Damiel: «Sì, è magnifico vivere di solo
spirito e giorno dopo giorno testimoniare
alla gente, per l’eternità, soltanto ciò che è
spirituale. Ma a volte la mia eterna
esistenza spirituale mi pesa e allora non
vorrei più fluttuare così in eterno, vorrei
sentire un peso dentro di me che mi levi
quest'infinitezza, legandomi in qualche
modo alla terra: a ogni passo, a ogni colpo
di vento. Vorrei poter dire "Ora, Ora " e
"Ora" e non più "Da sempre ","In eterno".
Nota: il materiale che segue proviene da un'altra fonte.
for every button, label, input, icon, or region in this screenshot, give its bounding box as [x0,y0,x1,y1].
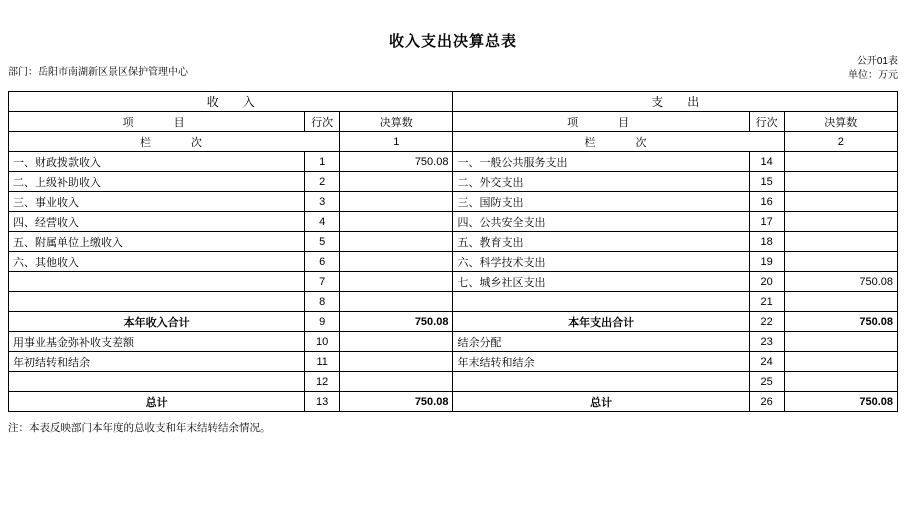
expense-item-cell: 年末结转和结余 [453,352,749,372]
expense-item-cell: 五、教育支出 [453,232,749,252]
table-row [9,332,898,352]
table-row [9,232,898,252]
expense-line-cell: 21 [749,292,784,312]
expense-line-cell: 24 [749,352,784,372]
expense-amount-cell [784,192,897,212]
expense-item-cell: 一、一般公共服务支出 [453,152,749,172]
expense-amount-cell [784,172,897,192]
expense-amount-cell [784,152,897,172]
expense-item-cell: 二、外交支出 [453,172,749,192]
expense-line-cell: 26 [749,392,784,412]
income-item-cell: 一、财政拨款收入 [9,152,305,172]
income-amount-cell: 750.08 [340,392,453,412]
income-item-cell: 五、附属单位上缴收入 [9,232,305,252]
table-row [9,392,898,412]
expense-line-cell: 25 [749,372,784,392]
expense-item-cell: 七、城乡社区支出 [453,272,749,292]
expense-item-cell: 六、科学技术支出 [453,252,749,272]
document-page [0,30,906,526]
header-expense-line: 行次 [749,112,784,132]
income-line-cell: 2 [305,172,340,192]
income-item-cell: 六、其他收入 [9,252,305,272]
income-item-cell: 总计 [9,392,305,412]
expense-amount-cell [784,212,897,232]
budget-table [8,91,898,412]
expense-amount-cell [784,332,897,352]
income-line-cell: 4 [305,212,340,232]
expense-line-cell: 18 [749,232,784,252]
income-column-number: 1 [340,132,453,152]
form-code-box [848,55,898,83]
expense-item-cell: 四、公共安全支出 [453,212,749,232]
income-item-cell [9,272,305,292]
income-item-cell [9,292,305,312]
expense-item-cell: 三、国防支出 [453,192,749,212]
header-income-item: 项 目 [9,112,305,132]
income-line-cell: 13 [305,392,340,412]
page-title: 收入支出决算总表 [388,33,517,50]
income-amount-cell [340,192,453,212]
income-item-cell: 三、事业收入 [9,192,305,212]
expense-amount-cell [784,292,897,312]
table-header-row [9,112,898,132]
expense-line-cell: 20 [749,272,784,292]
expense-line-cell: 15 [749,172,784,192]
income-column-label: 栏 次 [9,132,340,152]
expense-amount-cell [784,232,897,252]
income-line-cell: 5 [305,232,340,252]
expense-item-cell: 总计 [453,392,749,412]
income-amount-cell [340,292,453,312]
income-amount-cell [340,272,453,292]
header-income-amount: 决算数 [340,112,453,132]
income-line-cell: 8 [305,292,340,312]
table-note: 注：本表反映部门本年度的总收支和年末结转结余情况。 [8,422,271,434]
table-row [9,352,898,372]
income-line-cell: 12 [305,372,340,392]
income-item-cell: 年初结转和结余 [9,352,305,372]
income-amount-cell [340,212,453,232]
header-expense-group: 支 出 [453,92,898,112]
table-row [9,312,898,332]
expense-amount-cell [784,372,897,392]
income-amount-cell [340,172,453,192]
table-row [9,252,898,272]
income-line-cell: 11 [305,352,340,372]
income-amount-cell [340,372,453,392]
expense-line-cell: 19 [749,252,784,272]
income-amount-cell [340,232,453,252]
expense-amount-cell: 750.08 [784,392,897,412]
expense-line-cell: 17 [749,212,784,232]
table-header-group-row [9,92,898,112]
table-row [9,272,898,292]
income-amount-cell [340,332,453,352]
unit-label: 单位：万元 [848,70,898,81]
income-amount-cell: 750.08 [340,152,453,172]
income-line-cell: 3 [305,192,340,212]
header-expense-item: 项 目 [453,112,749,132]
income-line-cell: 10 [305,332,340,352]
income-amount-cell [340,352,453,372]
income-line-cell: 7 [305,272,340,292]
expense-line-cell: 14 [749,152,784,172]
income-item-cell [9,372,305,392]
expense-item-cell [453,372,749,392]
header-expense-amount: 决算数 [784,112,897,132]
expense-amount-cell [784,352,897,372]
expense-amount-cell: 750.08 [784,272,897,292]
income-line-cell: 9 [305,312,340,332]
income-item-cell: 二、上级补助收入 [9,172,305,192]
expense-item-cell: 结余分配 [453,332,749,352]
expense-column-number: 2 [784,132,897,152]
meta-row [0,56,906,91]
income-item-cell: 四、经营收入 [9,212,305,232]
expense-column-label: 栏 次 [453,132,784,152]
form-code: 公开01表 [856,56,898,67]
income-item-cell: 用事业基金弥补收支差额 [9,332,305,352]
header-income-group: 收 入 [9,92,453,112]
table-row [9,212,898,232]
expense-item-cell [453,292,749,312]
expense-amount-cell: 750.08 [784,312,897,332]
table-row [9,372,898,392]
income-amount-cell: 750.08 [340,312,453,332]
expense-item-cell: 本年支出合计 [453,312,749,332]
table-column-index-row [9,132,898,152]
header-income-line: 行次 [305,112,340,132]
income-line-cell: 6 [305,252,340,272]
table-row [9,292,898,312]
income-amount-cell [340,252,453,272]
department-label: 部门：岳阳市南湖新区景区保护管理中心 [8,67,188,78]
table-row [9,152,898,172]
expense-line-cell: 23 [749,332,784,352]
expense-line-cell: 16 [749,192,784,212]
income-line-cell: 1 [305,152,340,172]
expense-line-cell: 22 [749,312,784,332]
table-row [9,172,898,192]
table-row [9,192,898,212]
expense-amount-cell [784,252,897,272]
income-item-cell: 本年收入合计 [9,312,305,332]
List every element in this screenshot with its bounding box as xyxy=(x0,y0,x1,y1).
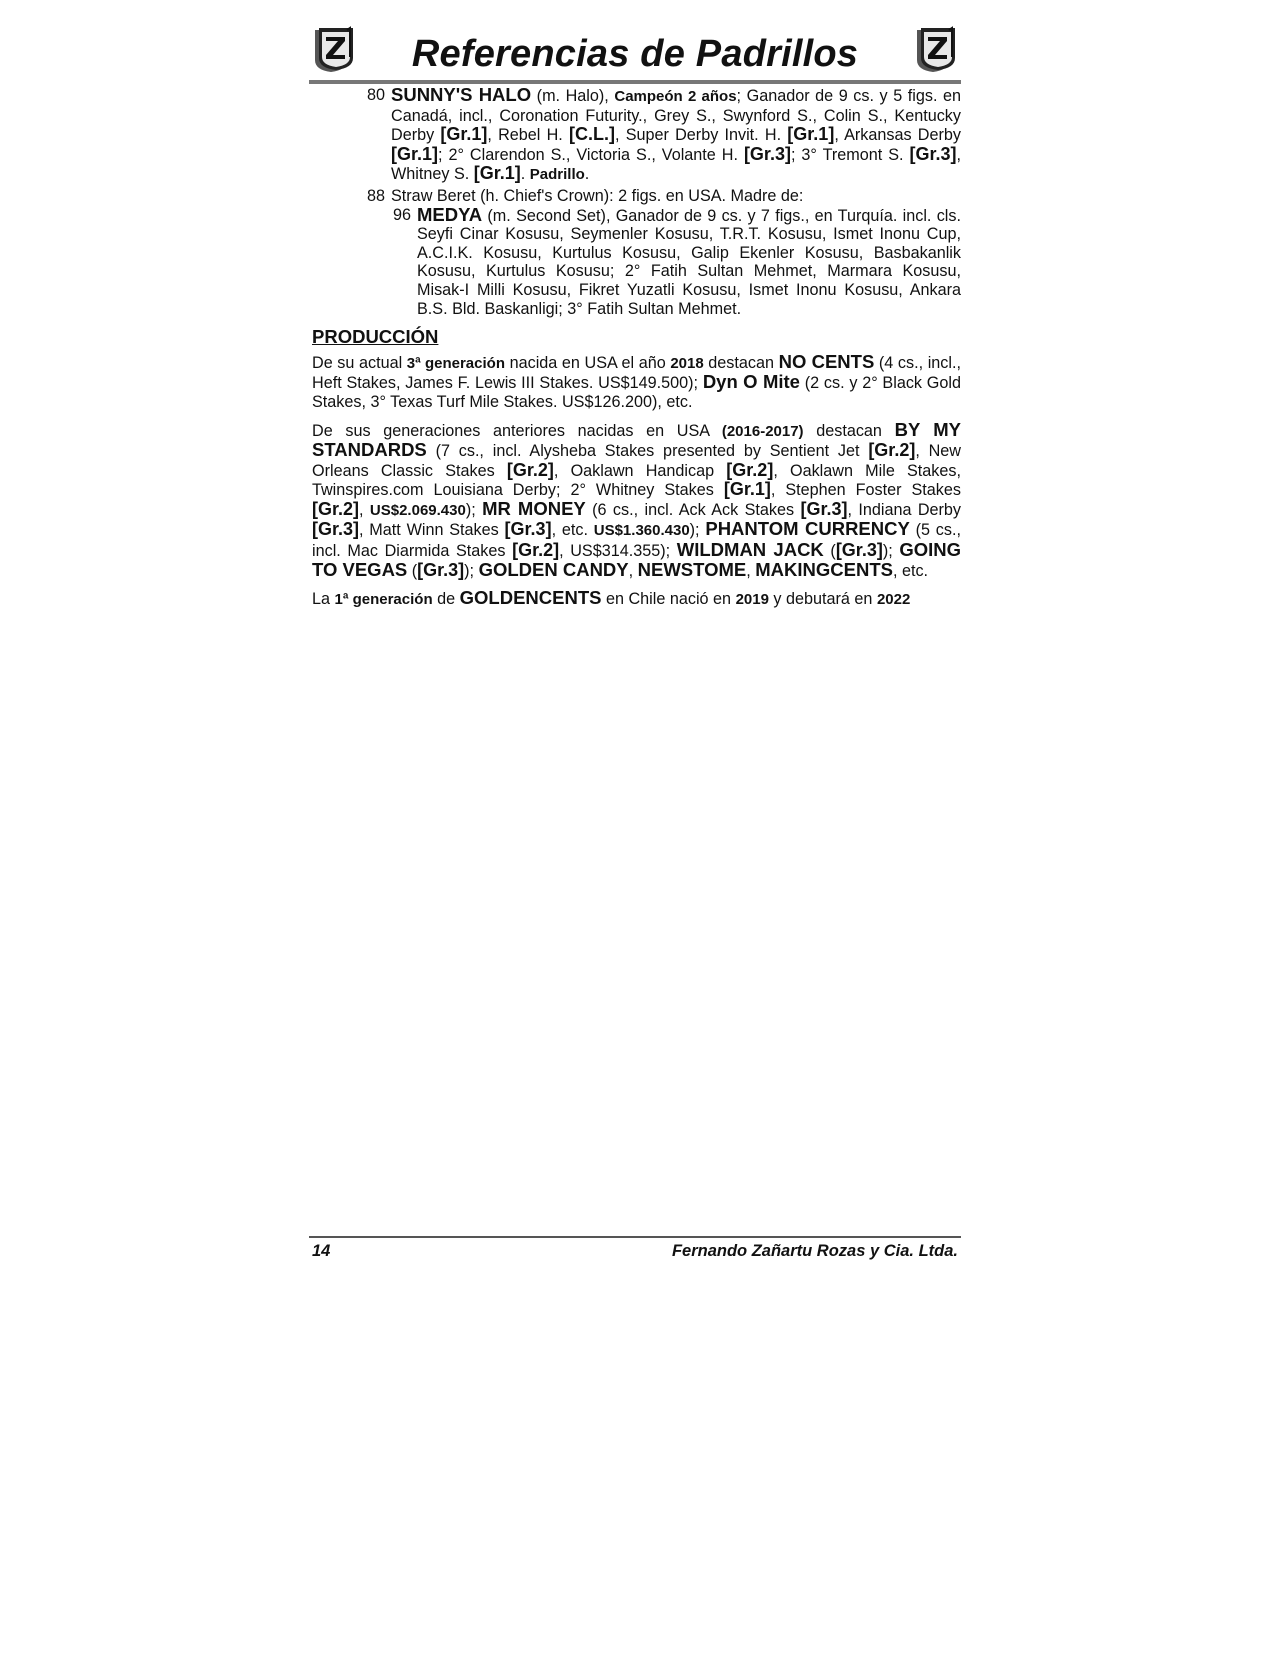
horse-name: GOLDEN CANDY xyxy=(478,558,629,580)
earnings: US$2.069.430 xyxy=(369,501,466,519)
horse-name: MR MONEY xyxy=(482,497,586,519)
produccion-paragraph-3: La 1ª generación de GOLDENCENTS en Chile nació en 2019 y debutará en 2022 xyxy=(312,587,911,609)
grade-badge: [Gr.1] xyxy=(473,163,521,184)
footer-divider xyxy=(309,1236,961,1238)
document-page xyxy=(309,22,961,619)
horse-name: GOING TO VEGAS xyxy=(312,539,962,580)
entry-text: Straw Beret (h. Chief's Crown): 2 figs. en USA. Madre de: xyxy=(391,186,804,205)
entry-year: 96 xyxy=(392,205,411,224)
grade-badge: [Gr.3] xyxy=(835,540,883,561)
horse-name: Dyn O Mite xyxy=(702,371,800,393)
grade-badge: [Gr.2] xyxy=(726,459,774,480)
page-footer xyxy=(309,1236,961,1261)
pedigree-entry-96 xyxy=(387,203,961,319)
produccion-paragraph-1: De su actual 3ª generación nacida en USA el año 2018 destacan NO CENTS (4 cs., incl., Heft Stakes, James F. Lewis III Stakes. US$149.500); Dyn O Mite (2 cs. y 2° Black Gold Stakes, 3° Texas Turf Mile Stakes. US$126.200), etc. xyxy=(312,350,961,411)
horse-name: MAKINGCENTS xyxy=(755,558,893,580)
grade-badge: [C.L.] xyxy=(569,124,615,145)
horse-name: NO CENTS xyxy=(778,350,875,372)
entry-text: MEDYA (m. Second Set), Ganador de 9 cs. y 7 figs., en Turquía. incl. cls. Seyfi Cinar Kosusu, Seymenler Kosusu, T.R.T. Kosusu, Ismet Inonu Cup, A.C.I.K. Kosusu, Kurtulus Kosusu, Galip Ekenler Kosusu, Basbakanlik Kosusu, Kurtulus Kosusu; 2° Fatih Sultan Mehmet, Marmara Kosusu, Misak-I Milli Kosusu, Fikret Yuzatli Kosusu, Ismet Inonu Kosusu, Ankara B.S. Bld. Baskanligi; 3° Fatih Sultan Mehmet. xyxy=(417,203,961,318)
entry-year: 88 xyxy=(366,186,385,205)
grade-badge: [Gr.2] xyxy=(512,540,560,561)
horse-name: PHANTOM CURRENCY xyxy=(705,518,910,540)
grade-badge: [Gr.3] xyxy=(312,519,360,540)
earnings: US$1.360.430 xyxy=(593,522,690,540)
grade-badge: [Gr.3] xyxy=(743,143,791,164)
grade-badge: [Gr.3] xyxy=(417,559,465,580)
grade-badge: [Gr.3] xyxy=(909,143,957,164)
entry-year: 80 xyxy=(366,86,385,104)
grade-badge: [Gr.1] xyxy=(440,124,488,145)
horse-name: GOLDENCENTS xyxy=(459,587,602,609)
grade-badge: [Gr.3] xyxy=(800,498,848,519)
entry-text: SUNNY'S HALO (m. Halo), Campeón 2 años; Ganador de 9 cs. y 5 figs. en Canadá, incl., Coronation Futurity., Grey S., Swynford S., Colin S., Kentucky Derby [Gr.1], Rebel H. [C.L.], Super Derby Invit. H. [Gr.1], Arkansas Derby [Gr.1]; 2° Clarendon S., Victoria S., Volante H. [Gr.3]; 3° Tremont S. [Gr.3], Whitney S. [Gr.1]. Padrillo. xyxy=(391,84,962,184)
section-title: PRODUCCIÓN xyxy=(312,326,439,348)
zr-shield-logo-icon xyxy=(911,24,961,74)
grade-badge: [Gr.1] xyxy=(723,479,771,500)
grade-badge: [Gr.2] xyxy=(868,440,916,461)
grade-badge: [Gr.3] xyxy=(504,519,552,540)
page-header xyxy=(309,22,961,80)
grade-badge: [Gr.1] xyxy=(391,143,439,164)
grade-badge: [Gr.1] xyxy=(787,124,835,145)
publisher-name: Fernando Zañartu Rozas y Cia. Ltda. xyxy=(671,1241,958,1260)
horse-name: BY MY STANDARDS xyxy=(312,418,961,461)
grade-badge: [Gr.2] xyxy=(312,498,360,519)
padrillo-label: Padrillo xyxy=(529,166,585,184)
grade-badge: [Gr.2] xyxy=(506,459,554,480)
page-number: 14 xyxy=(312,1241,331,1260)
page-title: Referencias de Padrillos xyxy=(411,33,859,75)
pedigree-entry-80 xyxy=(361,86,961,185)
horse-name: NEWSTOME xyxy=(637,558,747,580)
horse-name: MEDYA xyxy=(417,203,483,225)
produccion-paragraph-2: De sus generaciones anteriores nacidas en USA (2016-2017) destacan BY MY STANDARDS (7 cs., incl. Alysheba Stakes presented by Sentient Jet [Gr.2], New Orleans Classic Stakes [Gr.2], Oaklawn Handicap [Gr.2], Oaklawn Mile Stakes, Twinspires.com Louisiana Derby; 2° Whitney Stakes [Gr.1], Stephen Foster Stakes [Gr.2], US$2.069.430); MR MONEY (6 cs., incl. Ack Ack Stakes [Gr.3], Indiana Derby [Gr.3], Matt Winn Stakes [Gr.3], etc. US$1.360.430); PHANTOM CURRENCY (5 cs., incl. Mac Diarmida Stakes [Gr.2], US$314.355); WILDMAN JACK ([Gr.3]); GOING TO VEGAS ([Gr.3]); GOLDEN CANDY, NEWSTOME, MAKINGCENTS, etc. xyxy=(312,418,962,580)
horse-name: SUNNY'S HALO xyxy=(391,84,532,105)
champion-label: Campeón 2 años xyxy=(614,88,737,105)
horse-name: WILDMAN JACK xyxy=(676,539,824,561)
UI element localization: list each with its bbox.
Per esempio, non so: sedersi al tavolo da
gioco ed essere salutato, anche solo con un
cenno. Ogni volta che noi abbiamo fatto qualcosa era solo per finta. Ci siamo lussati l’anca facendo la lotta
di notte, con uno di quelli: sempre per finta. E ancora per finta abbiamo preso un pesce, per finta ci siamo
seduti a un tavolo, abbiamo bevuto, mangiato. Per finta ci siamo fatti arrostire l'agnello e abbiamo chiesto il
vino: per finta. Sotto le tende, nel deserto: solo per finta. Non che io voglia generare subito un bambino, o
piantare un albero. Ma in fondo sarebbe già qualcosa ritornare a casa dopo un lungo giorno, dar da mangiare
al gatto come Philip Marlowe, avere la febbre, le dita nere per aver letto il giornale. Non entusiasmarsi solo
per lo spirito, ma finalmente anche per un pranzo, per la linea di una nuca, per un orecchio! Mentire, e
spudoratamente, e camminando sentire che le ossa camminano con te; supporre magari, invece di sapere
sempre tutto... "Ah!", "oh!", "ahi!" : poterlo dire, finalmente, invece di "sì" e "amen" ».